Evaluating real integral using residue calculus: why different results?

Question

I have to evaluate the real integral $$ I = \int_0^{\infty} \frac{\log^2 x}{x^2+1}. $$ using residue calculus. Its value is $\frac{\pi^3}{8}$, as you can verify (for example) introducing the function $$ \frac{(\log z-i(\pi/2))^2}{z^2+1}. $$ and considering the branch cut for the logarithm function on the negative semiaxis of the immaginary numbers and an upper half-circle indented at 0 as integration contour. I tried a different method, but unfortunately I obtained a different result and I don't know why. I consider the branching axis of the logarithm function as the positive real semiaxis. I tried as integration contour this closed curve. I used the complex function $$ f(z)=\frac{\log^3z}{z^2+1} $$ obtaining $$ \int_r^{R} \frac{\log^3 x}{x^2+1}\;dx + \int_\Gamma \frac{\log^3 z}{z^2+1}\;dz - \int_r^{R} \frac{(\log x+2\pi i)^3}{x^2+1}\;dx - \int_\gamma \frac{\log^3 z}{z^2+1}\;dz. $$ It is easy to see that integrals over circular paths $\gamma$ and $\Gamma$ tend to zero when $R\to \infty,r\to 0$. So we have to evaluate $$ \int_r^{R} \frac{\log^3 x}{x^2+1}\;dx - \int_r^{R} \frac{(\log x+2\pi i)^3}{x^2+1}\;dx, $$ which immaginary part is (EDIT: changed $8\pi i$ to $8\pi^3 i$ ) $$ -6\pi i \int_r^{R} \frac{\log^2 x}{x^2+1}\;dx + 8\pi^3 i \int_r^{R} \frac{1}{x^2+1}\;dx, $$ that has to be equal to the immaginary part of $$ 2\pi i\;\left( \mathrm{Res} \left[f,i \right] + \mathrm{Res}\left[f,-i \right]\right) = -i \frac{\pi^4}{4}. $$ So, doing the rest of the work, finally I found that the result is $\frac{17\pi^3}{24}$, that is clearly different from $\frac{\pi^3}{8}$... but where is the flaw in my argument?

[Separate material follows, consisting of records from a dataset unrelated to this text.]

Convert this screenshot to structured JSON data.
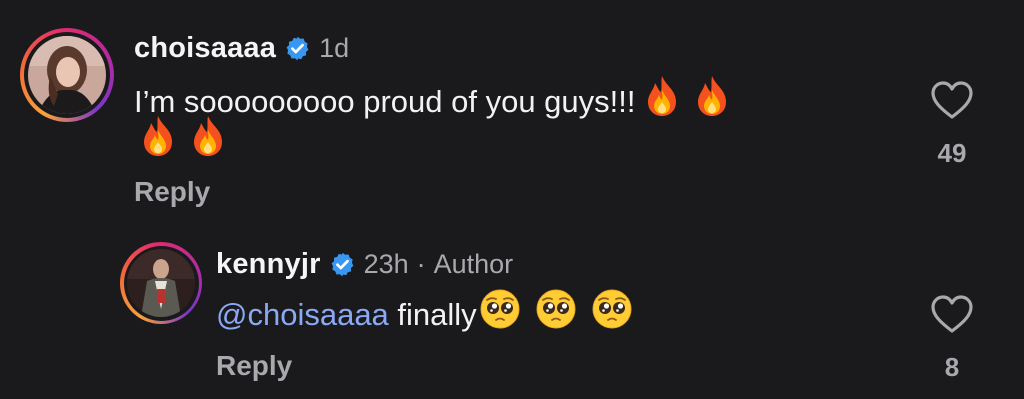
{
  "comments": [
    {
      "username": "choisaaaa",
      "time": "1d",
      "text": "I’m sooooooooo proud of you guys!!!",
      "reply_label": "Reply",
      "likes": "49"
    },
    {
      "username": "kennyjr",
      "time": "23h",
      "separator": "·",
      "author_tag": "Author",
      "mention": "@choisaaaa",
      "text": " finally",
      "reply_label": "Reply",
      "likes": "8"
    }
  ],
  "icons": {
    "verified": "verified-badge-icon",
    "like": "heart-icon",
    "fire_emoji": "🔥",
    "pleading_emoji": "🥺"
  },
  "colors": {
    "background": "#1a1a1c",
    "verified_blue": "#3897f0",
    "mention_blue": "#8ba8f5",
    "secondary_text": "#a8a8ad"
  }
}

Please help

Answer 1

The error is where you get $$2\pi i\;\left( \mathrm{Res} \left[f,i \right] + \mathrm{Res}\left[f,-i \right]\right) = -i \frac{\pi^4}{4}.$$ If you use $\arg{i}=\frac{\pi}{2}$ then you must have $\arg(-i)=\frac{3\pi}{2}$ instead of $\arg(-i)=-\frac{\pi}{2}$, since you must use the same branch of the logarithm all through.

Taking this into account, we instead get $$2\pi i\;\left( \mathrm{Res} \left[f,i \right] + \mathrm{Res}\left[f,-i \right]\right) = \frac{13i\pi^4}{4}.$$